As an easily measured target, Unilever, IKEA and Shell are examples of companies that have accepted the concept of Net Zero Carbon Emissions. That is, by 2050 (or earlier) produce internally as much renewable energy as the energy consumed by the business. Net Zero is what your organisation actually achieves and is not manipulated by the buying of carbon credits from other businesses, using carbon offset arrangement (similar to what you can buy from an airline to offset the carbon used on your flight) or sequestration (the trapping of a chemical (i.e. carbon) in the atmosphere and its isolation in a natural or artificial storage facility).
For buildings, the term Net Zero Carbon Emissions, or ‘carbon zero’, ‘carbon neutral’, ‘zero energy’ or ‘zero emission’ applies to buildings that use renewable energy sources on site to generate energy for their operation, so that over a year the net amount of energy generated on site equals the net amount of energy required by the building. In Australia, this is defined by the Australian Sustainable Built Environment Council (ASBEC) – there will be similar organisations in other countries. Carbon Positive is the term used for going beyond Net Zero Carbon Emissions; making ‘positive’ or ‘net exports’ by producing more energy on site than the building requires and feeding it back to the grid. Very nice, but get to Net Zero first!
While you can imagine a power generation system in a warehouse or DC that has Net Zero emissions, this is not the complete solution to the energy and emissions challenges for a Logistician, as electricity currently represents about 20% of the global energy mix. In transport, a significant amount of light road transport vehicles will migrate to electric power, but heavy road transport, shipping and aviation will be the greater challenge.
Supply Chain scenarios and risks
While the technologies of transport modes are beyond the role of Logisticians, the future needs to be considered in the frame of likely scenarios over the next 10-15 years. For example, consolidation of container shipping lines will result in a high proportion (Gartner considers more than 80 percent) of sailings will be controlled by a few large groups. The outcome, to ensure full ships, could be higher freight rates and limited sailings to selected ports. Another scenario is the implementation of cost effective technologies that allow local production of some goods, requiring less distribution transport.

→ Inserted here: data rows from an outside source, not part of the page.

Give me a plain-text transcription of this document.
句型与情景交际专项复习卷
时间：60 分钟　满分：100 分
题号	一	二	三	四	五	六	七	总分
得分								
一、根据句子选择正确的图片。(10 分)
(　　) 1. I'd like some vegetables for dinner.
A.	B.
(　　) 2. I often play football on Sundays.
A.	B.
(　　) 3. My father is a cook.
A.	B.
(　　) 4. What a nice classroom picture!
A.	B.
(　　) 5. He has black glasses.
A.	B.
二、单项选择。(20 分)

As the future will contain many variables, consider implementing risk management as a structured process within your Supply Chains. This should be combined with a flexible approach for responding to supply chain surprises, or unidentified risks. Elements of a flexible organisations are:
- Build relationships with selected upstream and downstream parties in your supply network – build trust and therefore loyalty with suppliers and customers
- Share risks and rewards to increase leverage in contract negotiations with suppliers and customers
- Cooperate with competitors where it is a non- competing benefit i.e. shared buying and holding repair parts
- Innovate within your core competencies – do not divert scarce resources
- Build forecasting and planning capabilities – know why an approach works, not just how
- Build employee loyalty – helping to identify solutions using collective knowledge and knowing the organisation
Government policies to reduce carbon emissions, changes to technologies and financial markets re-pricing of risks could significantly affect assets owned or controlled by businesses in the agriculture, energy, mining, manufacturing and transport sectors. When this occurs, Logisticians will be at the forefront of actions to overcome the challenges, so be prepared!